The emergence of the American prison industrial complex since the 1970s has generally been addressed by academic scholars, progressive activists, and imprisoned intellectuals as a problem situated entirely within the domestic social formation of the U.S. Yet, even the concise definition of the prison industrial complex penned in 2001 by U.S. political prisoner1 Linda Evans (released in 2001) and activist Eve Goldberg foreshadows a praxis that reaches beyond the geographies of the U.S. national form: “Like the military/industrial complex, the prison industrial complex is an interweaving of private business and government interests. Its twofold purpose is profit and social control. Its public rationale is the fight against crime.”2 Working against the parochialism of conventional criminological approaches to conceptualizing the U.S. prison, Evans and Goldberg are defining an organic connection between the institutional architecture of the prison industrial complex and the globally generative forces of neoliberalism and globalization.

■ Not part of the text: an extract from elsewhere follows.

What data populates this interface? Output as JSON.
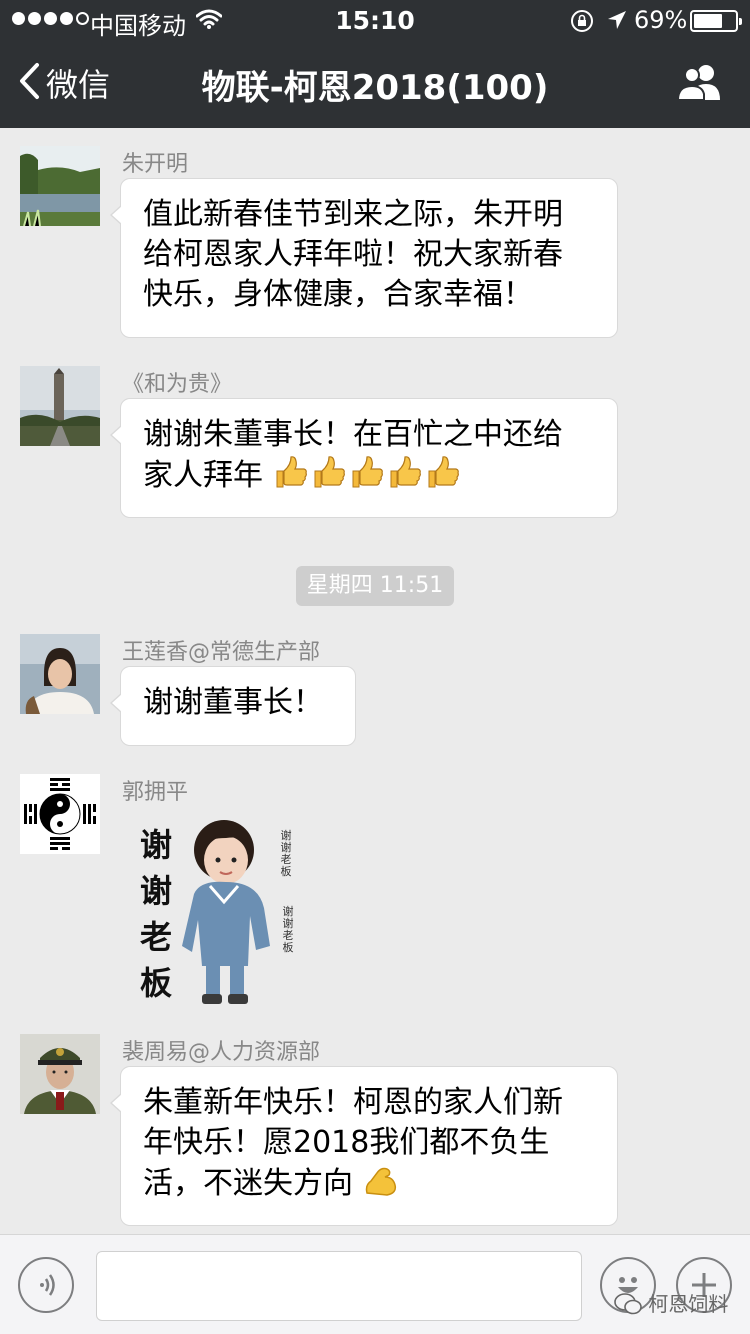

For them, the socioeconomic transformations of neoliberal U.S. capital, alongside contemporary elaborations of the U.S. racist state in the post-Civil Rights moment, simultaneously a) fabricate populations vulnerable to criminalization (black, brown, poor, and generically redundant to the contemporary economic organization of the U.S.), b) withdraw or make obsolete state social services for people most in need of resources necessary to social and biological reproduction, c) militarize and juridically empower the policing and criminal justice apparatuses in unprecedented ways, and d) generate a dynamic statecraft, public discourse, and popular culture of policing and imprisonment that organize a grammar of social necessity and ideological consent around the emergence and expansion of the prison industrial complex.3 As the U.S. prison, jail, INS/Homeland Security detainee, extraterritorial military prison, and incarcerated youth population approaches and surpasses the 2.5 million mark (as of this writing), the quantitative evidence refracts the prison’s qualitative transformation into a fundamental organ of state reproduction and civic ordering.4
The globality of the U.S. prison regime thus places a peculiar political onus upon people who are committed to struggle for human liberation and freedom in the face of such overwhelming structures of dominance. In fact, a moment of radical political possibility might open through dense, locally situated, and consistently theorized articulations of the kinship of captivity that is shared by increasing numbers of people across the world who are variably touched by (and for that matter implicated in) the movements of American globality and its synthesis of mass-based human immobilization and acute bodily punishment. Further, a critical focal attention on and engagement with the mounting movement for social transformation through the abolition of the American prison, policing, and criminal justice systems—a struggle that has accumulated momentum and influence since the late-1990s—might similarly echo the legacies of the late-19th century U.S. abolitionist movement whose most revolutionary dreams—the decisive overthrow of slavery, white supremacy, U.S. apartheid, and normalized state terror—are still unfulfilled. It is ultimately this radical accountability to the living history of American globality and its unequalled capacity for violence that calls forward the most imaginative and daring praxis.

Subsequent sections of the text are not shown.